Primo obiettivo Vukovar, che cade dopo tre mesi di eroica resistenza; poi le milizie serbe attaccano Dubrovnik, l’antica Ragusa. Milosevic capisce che un esercito regolare non può essere coinvolto direttamente in operazioni di «pulizia etnica». Quel lavoro deve essere affidato a gruppi paramilitari: armati, finanziati e addestrati dal governo serbo, ma formalmente autonomi. È l’ora dei Mladic e dei Karadzic, che il 6 aprile 1992 assediano Sarajevo e poi le altre città di quella Bosnia Erzegovina, che pochi mesi prima si era staccata dalla Jugoslavia. Tre anni di violenze, morte e massacri. Uno su tutti, quello di Sebrenica, dove vengono uccisi ottomila uomini e bambini. Nel 1995 lancia un’altra offensiva contro la Croazia, obiettivo la Krajina e la Slavonia orientale. In tutta l’ex Jugoslavia sono ormai decine di migliaia gli sfollati. Una tragedia inimmaginabile.
Il mondo finalmente reagisce, condanna, impone sanzioni. Anche i serbi reagiscono; il patriottismo perde il suo fascino, la gente inizia a dubitare di Milosevic. È in queste ore che Slobodan rivela la sua vera indole, quella di un uomo attaccato al potere. Pur di restare in sella, accetta, inaspettatamente, trattative con Zagabria e Sarajevo. Il 21 novembre firma gli accordi di Dayton. È la pace imposta dall’America di Clinton. Non, però, la fine degli orrori. Nel 1998 si apre il fronte del Kosovo, dove gli indipendentisti si scontrano con le forze jugoslave. Belgrado invia diecimila poliziotti. La tensione sale, l’America e l’Europa temono un nuovo genocidio. A Rambouillet fallisce l’ultimo tentativo di conciliazione. Milosevic viene avvertito dagli americani di quel che lo aspetta, ma, come il principe Lazar, non cede. Nel Kosovo, simbolo della resistenza e dell’identità serba, proprio no, tanto più che l’opinione pubblica interna è con lui.

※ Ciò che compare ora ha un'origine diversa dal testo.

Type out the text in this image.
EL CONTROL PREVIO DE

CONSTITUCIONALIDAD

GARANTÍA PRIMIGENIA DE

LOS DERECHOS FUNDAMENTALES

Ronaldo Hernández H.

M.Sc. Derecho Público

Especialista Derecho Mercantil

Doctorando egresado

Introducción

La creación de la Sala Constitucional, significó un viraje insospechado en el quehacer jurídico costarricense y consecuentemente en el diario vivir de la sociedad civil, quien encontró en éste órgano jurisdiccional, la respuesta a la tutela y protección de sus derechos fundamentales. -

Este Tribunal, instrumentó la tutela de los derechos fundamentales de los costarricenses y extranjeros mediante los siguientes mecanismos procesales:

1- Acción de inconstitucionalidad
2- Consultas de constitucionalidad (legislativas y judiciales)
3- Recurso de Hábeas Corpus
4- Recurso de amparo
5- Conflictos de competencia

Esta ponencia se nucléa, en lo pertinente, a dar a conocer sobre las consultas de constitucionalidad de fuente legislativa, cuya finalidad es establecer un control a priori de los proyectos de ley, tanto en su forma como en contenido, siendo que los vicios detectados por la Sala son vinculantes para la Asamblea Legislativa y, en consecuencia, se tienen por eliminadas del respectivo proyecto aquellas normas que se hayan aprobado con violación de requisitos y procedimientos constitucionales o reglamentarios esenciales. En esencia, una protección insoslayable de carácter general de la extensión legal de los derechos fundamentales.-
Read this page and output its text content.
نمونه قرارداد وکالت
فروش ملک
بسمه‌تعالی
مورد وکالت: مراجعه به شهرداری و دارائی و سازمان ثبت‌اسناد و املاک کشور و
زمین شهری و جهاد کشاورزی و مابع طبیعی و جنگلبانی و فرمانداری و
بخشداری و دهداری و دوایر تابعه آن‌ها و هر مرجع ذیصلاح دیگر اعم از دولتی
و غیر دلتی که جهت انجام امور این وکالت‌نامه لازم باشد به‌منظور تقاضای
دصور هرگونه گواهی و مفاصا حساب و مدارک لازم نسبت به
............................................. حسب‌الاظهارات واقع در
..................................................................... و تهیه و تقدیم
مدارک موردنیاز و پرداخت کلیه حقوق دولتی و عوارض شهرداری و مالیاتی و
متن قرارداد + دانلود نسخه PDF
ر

Il 23 marzo iniziano i bombardamenti della Nato, dopo 78 giorni i contingenti dell’Onu entrano a Pristina. Una guerra paradossale: dopo aver massacrato impunemente per 4 anni croati e bosniaci, Milosevic viene punito non per le atrocità commesse, ma per quelle che avrebbe potuto provocare. In fondo, una guerra preventiva. Per lui l’inizio della fine.
Il 22 maggio 1999 viene incriminato per crimini contro l’umanità dal Tribunale dell’Aia.
Nell’aprile del 2000 centomila serbi dimostrano a Belgrado per chiedere nuove elezioni. Milosevic è cupo, diffidente, enigmatico, come sempre. Ma, chiuso nel suo palazzo, meno sensibile agli umori del Paese. Accetta la sfida delle urne, persuaso di vincere. Ma il 24 settembre i serbi gli preferiscono Kostunica.
L’epilogo è noto: il primo aprile 2001 viene arrestato durante uno spettacolare blitz notturno e subito incarcerato all’Aia. Suo figlio Marko scappa, sua figlia Marja viene fermata con una pistola in pugno.

La moglie resta a piede libero. Milosevic perde tutto, fuorché la stima in se stesso. Decide di difendersi da solo in aula. Respinge tutte le accuse. «Non mi spezzeranno mai, li sconfiggerò tutti». Sono le sue ultime parole.